The report, entitled, “Information Security at the Department of Health and Human Services,” was released by Committee Chairman Fred Upton (R-MI) and Oversight and Investigations Subcommittee Chairman Tim Murphy (R-PA), and follows the committee’s yearlong investigation. According to the report’s executive summary, to the committee’s knowledge, “five HHS operating divisions have been breached using unsophisticated means within the last three years. Of concern to the committee, officials at the affected agencies often struggled to provide accurate, clear, and sufficient information on the security incidents during the committee’s investigation.” These problems have left HHS vulnerable to cyberattacks, which the report outlines have been numerous the past few years.

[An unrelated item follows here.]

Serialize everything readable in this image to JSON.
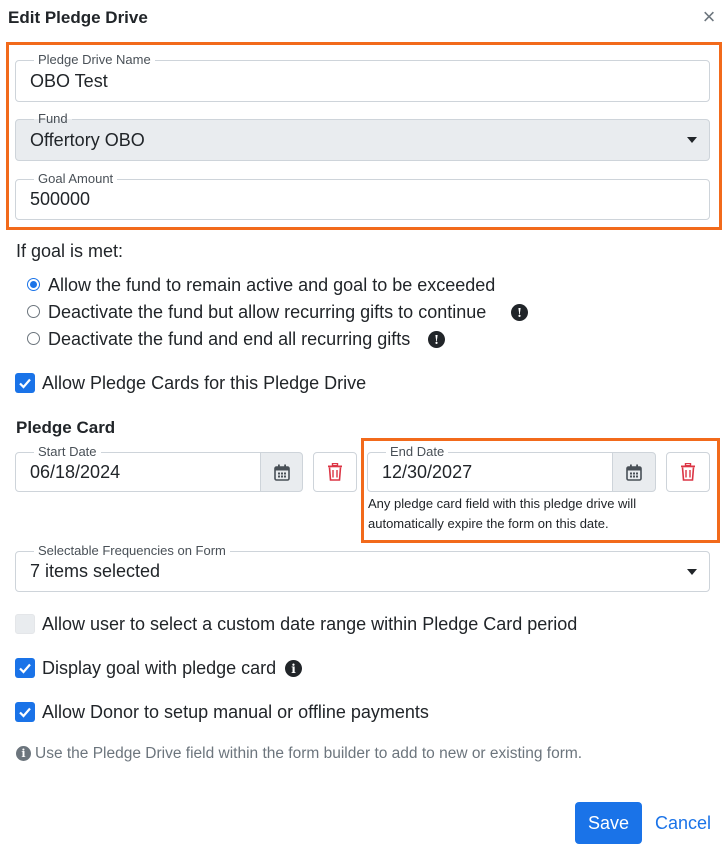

The report demonstrates that throughout HHS and its operating divisions, when information security is put under the purview of the chief information officer, operations become the priority concern while security becomes a secondary interest. Included in the report are a number of recommendations to improve information security at HHS and its operating divisions. Most notably, the report recommends making the chief information security officer (CISO) the “primary authority for information security” and moving all information security functions (including the CISO) to the general or chief counsel’s office, where reducing and mitigating risk is the primary function.

“What we found is alarming and unacceptable. At a time when sensitive information is held by so many in the public and private sectors, Americans should not have to worry that the U.S. government is left so vulnerable to attack. With the recent Office of Personnel Management attack serving as another example of how wrong things can go, this report pulls back the curtain and sheds light on serious deficiencies in HHS’s information security practices,” said Upton and Murphy.

Upton and Murphy concluded, “While it is impossible to fully protect against cyber attacks, we have a responsibility to approach these issues with necessary foresight and diligence to minimize vulnerabilities and maximize security. We look forward to working with HHS, FDA, NIH, and others to develop solutions to better protect this information. Unfortunately, the bar has been set low and we have nowhere to go but up.”

In May, a report from the HHS’ Office of Inspector General (OIG) found that information security at HHS needs improvement because controls have not been fully implemented and monitored.